Azkiya berusaha mengusir kecanggungan dengan cara mengajak Narendra untuk berdiskusi. Tidak hanya untuk menghilangkan perasaan aneh itu, tapi juga demi kelancaran rapat yang jauh-jauh mereka datangi.

Narendra berkali-kali mencuri pandangan ke arah Azkiya. Ketika mata mereka saling bertemu, ia segera berpaling dan mencari alasan. Please, deh. Mereka ini seharusnya cukup sadar diri dengan usia agar tidak bersikap malu-malu seperti anak sekolahan.

Pikiran Narendra saat ini tak berjalan selancar rapat bersama Thisan Group.
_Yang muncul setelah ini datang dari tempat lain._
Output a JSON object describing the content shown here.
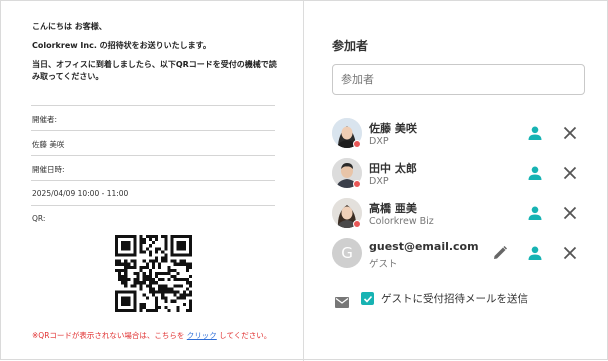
{
  "email": {
    "greeting": "こんにちは お客様、",
    "intro": "Colorkrew Inc. の招待状をお送りいたします。",
    "instruction": "当日、オフィスに到着しましたら、以下QRコードを受付の機械で読み取ってください。",
    "host_label": "開催者:",
    "host_value": "佐藤 美咲",
    "datetime_label": "開催日時:",
    "datetime_value": "2025/04/09 10:00 - 11:00",
    "qr_label": "QR:",
    "notice_prefix": "※QRコードが表示されない場合は、こちらを ",
    "notice_link": "クリック",
    "notice_suffix": " してください。",
    "notice_color": "#e03030",
    "link_color": "#2f6fd8"
  },
  "panel": {
    "title": "参加者",
    "search_placeholder": "参加者",
    "participants": [
      {
        "name": "佐藤 美咲",
        "org": "DXP",
        "avatar": "photo-woman",
        "status_color": "#e85757"
      },
      {
        "name": "田中 太郎",
        "org": "DXP",
        "avatar": "photo-man",
        "status_color": "#e85757"
      },
      {
        "name": "高橋 亜美",
        "org": "Colorkrew Biz",
        "avatar": "photo-woman",
        "status_color": "#e85757"
      },
      {
        "name": "guest@email.com",
        "org": "ゲスト",
        "avatar": "G",
        "status_color": ""
      }
    ],
    "send_invite_label": "ゲストに受付招待メールを送信",
    "accent_color": "#17b3b3"
  }
}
Fokusnya melayang entah ke mana seperti kupu-kupu yang kini sedang terpampang di layar. Pembahasan rapat kali ini adalah tentang perumahan hijau.

“Bagaimana, Pak? Apa bisa kita mulai ke poin akhir?”
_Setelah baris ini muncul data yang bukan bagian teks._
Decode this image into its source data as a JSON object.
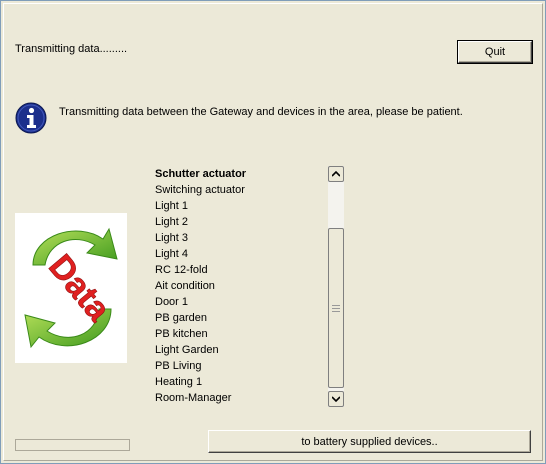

Seluruh pasang mata lantas terarah pada Narendra ketika salah satu peserta melemparkan pertanyaan. Setelah mendapat tatapan tersebut, ia pun berucap, “Baik, sepertinya saya memerlukan waktu untuk memberi keputusan. Sekretaris saya akan menghubungi kalian Jumat pagi.”

***
A

zkiya dengan cepat memasukkan pakaiannya ke dalam lemari. Sembari menyanyikan sebuah lagu, gadis itu melirik ponselnya yang tiba-tiba bergetar. Ia kemudian meraih benda tersebut setelah melihat nama sang pengirim pesan.

Brokoli Shin-Chan
Kamu lihat jingga di langit sana?

CutiePie
Ada apa dengan jingga?

Brokoli Shin-Chan
Indah! Namun, dirinya kini pasti terluka

Azkiya memiringkan kepala karena bingung sebelum mengetikkan balasan. Jingga itu warna. Jadi, apakah sebuah warna bisa terluka? Ia tidak mengerti dengan jalan pikiran Tuan Brokoli. Atau mungkin dirinya yang terlalu bodoh?

CutiePie
Kenapa?

Brokoli Shin-Chan
Karena ada kamu yang jauh lebih indah

Anj … tidak, maksudnya Azkiya tersedak ludahnya sendiri setelah membaca kalimat tersebut. Gombal, tapi dia senang. Jadi, gimana dong? Image tentunya harus tetap dijaga ketika kita berhadapan dengan gebetan. Rasa senang jangan ditunjukkan, nanti gebetannya besar kepala.

CutiePie
Kantong keresek mana, ya? Pengin muntah

Brokoli Shin-Chan
Sini, di tangan aku aja. Pasti muntahnya seindah wajah kamu atau mungkin seindah pelangi

Muntah pelangi? Azkiya tertawa membayangkan wajahnya diedit dengan muntah berwarna pelangi. Ada-ada saja teknologi zaman sekarang. Baiklah, tetap bersikap santai dalam berkirim pesan dengan sang gebetan meskipun aslinya ingin jungkir balik.

CutiePie
Nggak punya receh

Brokoli Shin-Chan
Kalo bayarnya sama ketemuan mau nggak?

Azkiya terkejut setelah membaca pesan tersebut. Bertemu? Dengan Tuan Brokoli? Sejujurnya ia belum siap dan takut jika lelaki itu tidak menyukainya. Bagaimana jika Shin-Chan kecewa setelah bertemu dirinya? Ia terlalu naif untuk bisa legowo.

Brokoli Shin-Chan
Gardens By The Bay, 21.00

Azkiya melirik arlojinya yang menunjukkan pukul 19.45 setelah membaca pesan tersebut. Mungkin ia tidak bisa mengubah takdir, tapi ia bisa menyusunnya agar bisa mendapat takdir yang baik. Ia juga yakin, takdir baiknya ada di tempat itu.